Circulating tumor cell as the functional aspect of liquid biopsy to understand the metastatic cascade in solid cancer

Metastasis is the main cause of death in patients with cancer. The molecular mechanisms underlying the different metastasis steps are not yet fully known, partly because most studies have been focusing only on cancer cells within the tumor. Currently, with the development of technologies for the enrichment and capture of circulating tumor cells (CTCs), it is possible to characterize cancer cells at the exact moment of metastasis initiation. Therefore, CTCs are a promising bio-source for real-time liquid biopsies in patients with cancer. However, their exploitation has been hampered by the limited number of CTCs in the bloodstream and the changing phenotype of cancer cells during the metastatic process.

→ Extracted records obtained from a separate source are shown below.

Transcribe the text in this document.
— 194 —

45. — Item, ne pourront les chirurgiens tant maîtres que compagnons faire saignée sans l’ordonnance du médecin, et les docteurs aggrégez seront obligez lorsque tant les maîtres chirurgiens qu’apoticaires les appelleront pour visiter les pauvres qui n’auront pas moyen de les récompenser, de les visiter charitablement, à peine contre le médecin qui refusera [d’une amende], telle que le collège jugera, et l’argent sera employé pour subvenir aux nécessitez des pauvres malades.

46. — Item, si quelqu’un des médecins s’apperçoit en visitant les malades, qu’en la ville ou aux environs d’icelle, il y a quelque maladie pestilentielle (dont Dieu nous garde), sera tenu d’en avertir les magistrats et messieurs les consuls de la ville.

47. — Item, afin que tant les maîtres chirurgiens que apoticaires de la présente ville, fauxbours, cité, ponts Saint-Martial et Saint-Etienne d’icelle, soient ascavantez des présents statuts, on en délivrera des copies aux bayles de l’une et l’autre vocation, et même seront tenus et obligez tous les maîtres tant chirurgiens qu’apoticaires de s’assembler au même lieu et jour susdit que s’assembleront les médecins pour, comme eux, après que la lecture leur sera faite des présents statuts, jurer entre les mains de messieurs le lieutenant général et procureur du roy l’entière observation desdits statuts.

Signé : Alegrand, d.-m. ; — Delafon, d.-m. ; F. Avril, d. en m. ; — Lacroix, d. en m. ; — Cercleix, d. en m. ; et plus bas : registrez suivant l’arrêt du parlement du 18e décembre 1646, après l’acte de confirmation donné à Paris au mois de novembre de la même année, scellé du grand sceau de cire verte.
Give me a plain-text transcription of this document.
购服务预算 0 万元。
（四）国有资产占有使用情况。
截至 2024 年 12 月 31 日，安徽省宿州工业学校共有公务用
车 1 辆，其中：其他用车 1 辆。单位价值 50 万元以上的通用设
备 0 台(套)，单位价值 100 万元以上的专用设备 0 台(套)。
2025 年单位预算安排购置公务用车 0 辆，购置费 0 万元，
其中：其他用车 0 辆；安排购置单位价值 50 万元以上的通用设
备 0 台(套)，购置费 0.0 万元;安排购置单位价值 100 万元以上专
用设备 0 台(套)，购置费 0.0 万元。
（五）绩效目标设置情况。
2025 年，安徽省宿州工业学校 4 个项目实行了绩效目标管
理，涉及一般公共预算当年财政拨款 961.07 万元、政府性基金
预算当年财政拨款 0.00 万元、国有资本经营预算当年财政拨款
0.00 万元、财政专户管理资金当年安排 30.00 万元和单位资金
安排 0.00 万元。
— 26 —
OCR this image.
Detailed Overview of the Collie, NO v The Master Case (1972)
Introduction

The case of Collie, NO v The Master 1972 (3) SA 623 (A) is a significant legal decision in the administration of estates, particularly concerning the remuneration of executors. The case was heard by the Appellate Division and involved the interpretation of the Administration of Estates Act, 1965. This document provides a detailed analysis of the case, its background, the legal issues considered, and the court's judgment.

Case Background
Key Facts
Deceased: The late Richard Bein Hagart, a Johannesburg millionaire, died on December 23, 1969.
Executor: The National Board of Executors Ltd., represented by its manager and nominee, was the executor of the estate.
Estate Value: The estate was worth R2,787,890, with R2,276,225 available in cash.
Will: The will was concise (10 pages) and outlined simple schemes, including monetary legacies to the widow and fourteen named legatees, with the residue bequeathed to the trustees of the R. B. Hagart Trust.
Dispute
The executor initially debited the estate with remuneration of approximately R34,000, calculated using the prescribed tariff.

Different methods have been developed to expand CTCs in vitro and in vivo (in animal models) with the aim of characterizing functional metastasis-initiator CTCs with stemness traits, and to obtain new diagnostics and therapeutic tools. In this review, we describe how the establishment of in vitro CTC cultures and of CTC-derived xenografts has led to the identification of molecular mechanisms related to metastasis initiation by CTCs, such as epithelial-to-mesenchymal transition (EMT), stemness, and clustering. These models enable the functional analysis and in-depth proteomic, transcriptomic and genomic profiling of metastasis-competent CTCs. We then discuss the relationship between EMT and stem cell features, and how these aspects might interact with other factors in the tumor microenvironment to induce CTC dissemination and proliferation in distant organs.